Het vindt die in het samenstel van regelen, welke zijn positie bepalen, eenerzijds, in den persoon van den drager van de Kroon en wie dien persoon nastaan, anderzijds. Want ook de beste regeling dier positie kan ondergraven worden door het optreden van wie tot deze hooge functie geroepen zijn. Nu in de komende dagen het veertigjarig jubileum van Koningin Wilhelmina zal worden gevierd, mag uitgesproken worden, dat de basis van het constitutioneele koningschap in Nederland hechter is dan zij ooit geweest is. Het is niet noodig ter adstrueering van deze meening een overzicht te geven van hetgeen in deze veertig jaren is gepasseerd. Waarom aan te toonen, waarin een draagster van gezag is nagekomen, wat zij bij de aanvaarding van haar taak in grondwettige formule plechtig heeft beloofd? Hier past niet het maken van een optelsom; hier past slechts de herinnering aan een onafgebroken periode van hooge opvatting van plichtsvervulling. Zakelijk en persoonlijk heeft het koningschap in deze veertig jaren Nederland reden gegeven tot het van harte medevieren van het jubileum van de Koningin.

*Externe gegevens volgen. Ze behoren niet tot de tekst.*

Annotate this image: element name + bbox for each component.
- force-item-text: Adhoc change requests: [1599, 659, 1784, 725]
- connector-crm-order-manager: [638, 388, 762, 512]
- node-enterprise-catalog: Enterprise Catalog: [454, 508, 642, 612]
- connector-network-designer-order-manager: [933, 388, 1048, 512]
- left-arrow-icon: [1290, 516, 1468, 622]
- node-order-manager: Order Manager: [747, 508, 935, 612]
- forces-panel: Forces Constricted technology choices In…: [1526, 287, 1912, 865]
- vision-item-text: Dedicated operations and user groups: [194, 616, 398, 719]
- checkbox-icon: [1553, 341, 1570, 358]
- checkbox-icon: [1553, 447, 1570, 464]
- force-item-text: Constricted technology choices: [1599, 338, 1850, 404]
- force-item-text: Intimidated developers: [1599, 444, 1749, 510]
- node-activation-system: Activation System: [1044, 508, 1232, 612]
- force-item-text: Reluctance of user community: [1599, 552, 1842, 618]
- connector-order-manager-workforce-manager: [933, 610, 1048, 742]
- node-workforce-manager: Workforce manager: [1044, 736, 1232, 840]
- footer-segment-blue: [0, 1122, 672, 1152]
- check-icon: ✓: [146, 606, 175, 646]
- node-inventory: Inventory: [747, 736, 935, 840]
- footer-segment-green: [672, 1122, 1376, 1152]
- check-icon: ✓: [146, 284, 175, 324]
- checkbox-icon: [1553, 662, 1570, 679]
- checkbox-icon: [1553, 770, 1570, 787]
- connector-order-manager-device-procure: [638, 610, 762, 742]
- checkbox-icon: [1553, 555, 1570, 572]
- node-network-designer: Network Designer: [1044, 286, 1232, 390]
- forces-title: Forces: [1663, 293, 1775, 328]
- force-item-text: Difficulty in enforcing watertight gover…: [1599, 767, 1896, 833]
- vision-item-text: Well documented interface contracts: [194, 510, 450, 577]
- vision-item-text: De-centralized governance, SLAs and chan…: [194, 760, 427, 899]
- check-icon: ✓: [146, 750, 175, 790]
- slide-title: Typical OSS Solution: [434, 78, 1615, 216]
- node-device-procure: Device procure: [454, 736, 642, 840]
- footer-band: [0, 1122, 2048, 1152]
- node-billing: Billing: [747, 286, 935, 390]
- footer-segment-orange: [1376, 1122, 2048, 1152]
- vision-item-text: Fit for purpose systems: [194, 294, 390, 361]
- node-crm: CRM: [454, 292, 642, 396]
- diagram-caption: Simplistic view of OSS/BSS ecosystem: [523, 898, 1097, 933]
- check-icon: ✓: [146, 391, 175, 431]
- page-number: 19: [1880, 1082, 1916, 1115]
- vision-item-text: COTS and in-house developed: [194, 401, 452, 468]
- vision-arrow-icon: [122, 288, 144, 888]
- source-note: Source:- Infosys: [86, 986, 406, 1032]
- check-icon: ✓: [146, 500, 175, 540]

Het leiderschap, belichaamd in het constitutioneele koningschap, drukt niet als een last op een democratischen staat. Integendeel, het vormt van de nationale zelfstandigheid en de burgerlijke vrijheid het punt van vereeniging, omdat het gehoorzaamt aan dezelfde wetten als het volk, aan welks hoofd het is gesteld. Welke sociale en geestelijke verschillen in een volk mogen bestaan, er is een nationale eenheid waarvan het constitutioneele koningschap thans het symbool is. Tegenover andere volken is de nationale zelfstandigheid, binnen het eigen volk is de democratische vrijheid het hoogste goed van het Nederlandsche volk. Beide zijn in de veertig jaren regeering van de Koningin geworden tot de idealen, waarop zich een bewuste nationale gemeenschap baseert. In
| |
| |
deze veertig jaren immers is tot de nationale cultuur ook gekomen die groote massa, welke daarvan voorheen uitgesloten was. Door eigen kracht heeft zij zich daartoe den weg gebaand; door eigen, zelfstandige kracht. Zij kon dit doen door de vrijheid, welke, als het koningschap, constitutioneel verankerd is. Van deze massa geloofde men vroeger, dat zij nationaal gezind was, thans weet men, dat zij zich van haar nationaal gevoel bewust rekenschap geeft.
Zoo kan het regeeringsjubileum van de Koningin gevierd worden in gansch andere verhoudingen dan veertig jaren geleden bestonden.
Wat vroeger een feest voor het volk was, is thans een feest van een volk.
In die ontwikkeling ligt de grootste waardeering voor Haar die van dit feest het middelpunt is.